If you don't set the UTF-8 flag when only ASCII-subset data is present, you're likely to have code that works most of the time, but when the occasion arises that the database returns some more-than-ASCII string, the code will fail.

Better to fail early and recognize that the module you're depending on isn't suitable, or else switch and request always ASCII encoding, isn't it?

Darren Duncan said...

I'm with those that believe it is best to always set the UTF-8 flag to true when UTF-8 data is requested, regardless of whether only the subset ASCII repertoire is used.

Darren Duncan said...

As an addendum, and I could suggest this to p5p, if the issue with marking ASCII as UTF-8 is about performance (optimized single-byte code paths would be skipped), one possibility that might work is adding another flag for Perl strings that says it is known that the ASCII subset is in use. This extra flag would be false by default, but if some operation in Perl decides to go through the work to check that no high bits are set, it can set the flag to true ... or it could be 3-valued, for known-high-set, known-high-not-set, not-known. Then code deciding to use an optimized path later can just look at the flag to help it decide what to do. Presumably such a change may not be binary compatible so would only come in a major release, or it might not be that useful.
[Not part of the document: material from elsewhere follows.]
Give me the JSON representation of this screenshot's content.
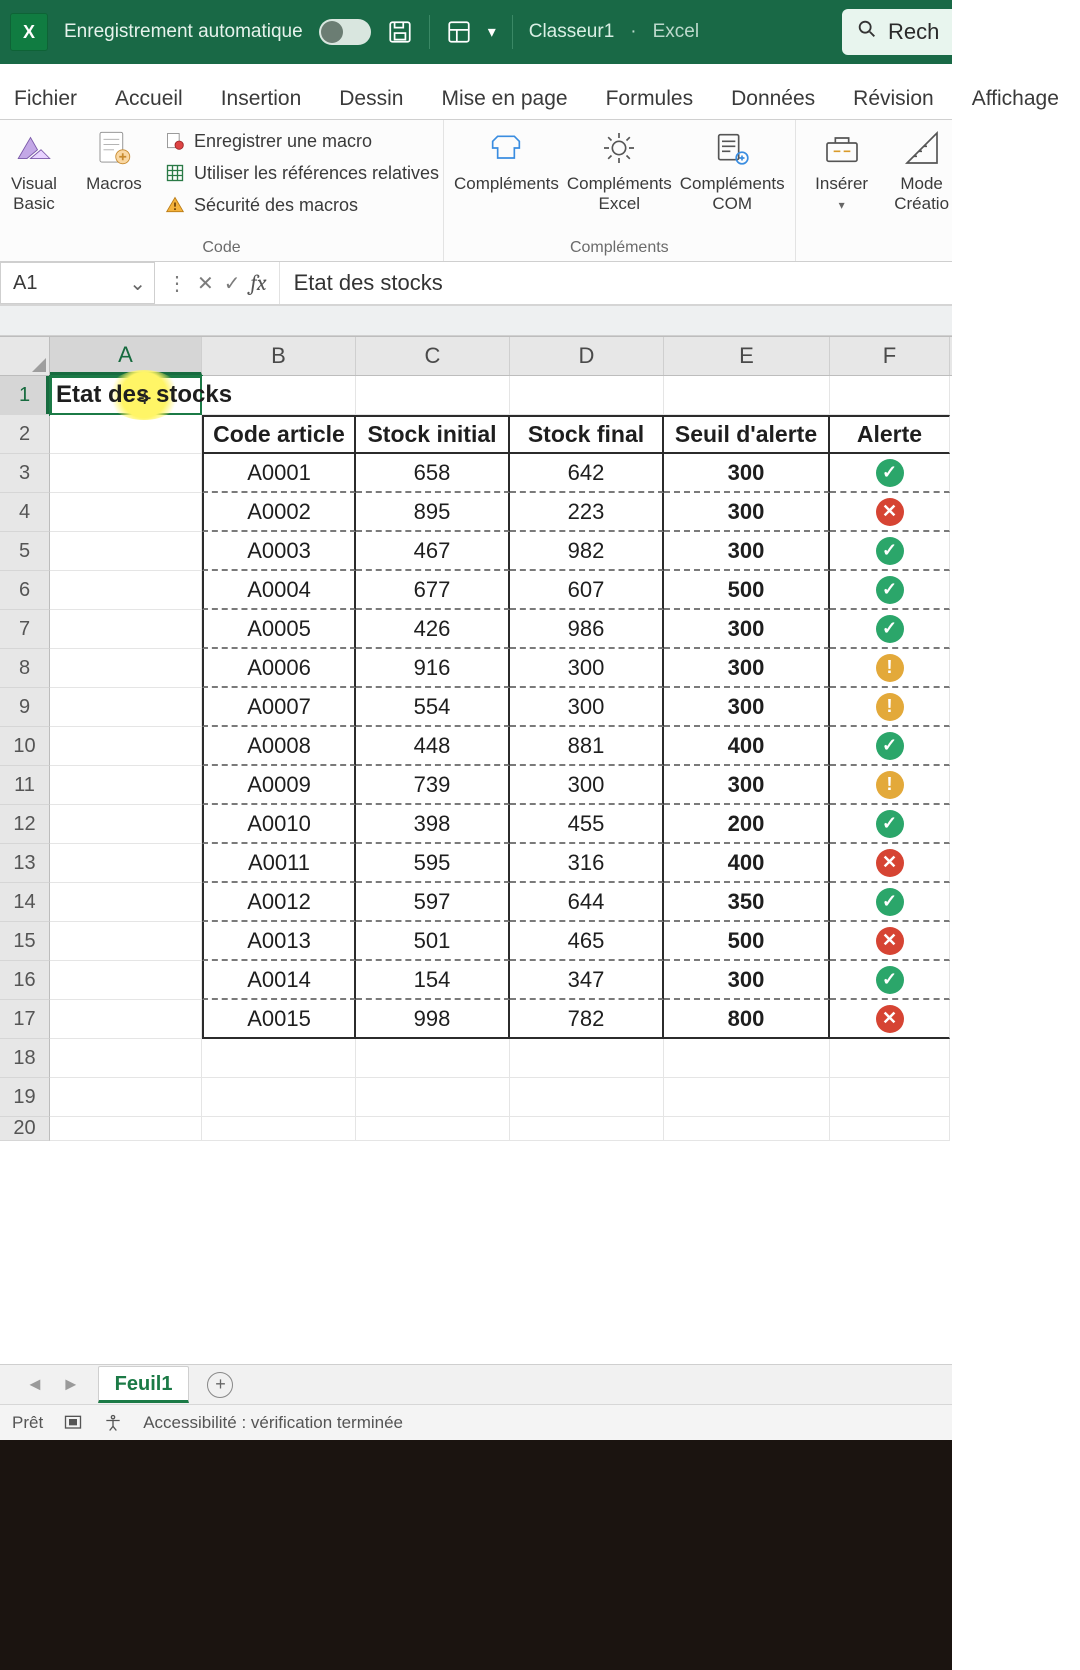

But in principle for a type system, I think it would be useful for implementations to be able to mark a value as being known to be of a particular subset of its otherwise declared type, which could help optimization greatly.

Greg Sabino Mullane said...

David: Looks like the canonical way is to transform the data before hitting Digest::SHA1; see the recipe here:

Greg Sabino Mullane said...

Darren: interesting idea, but I doubt it would go over well for Perl 5. Wonder if Perl 6 handles utf the same way as P5?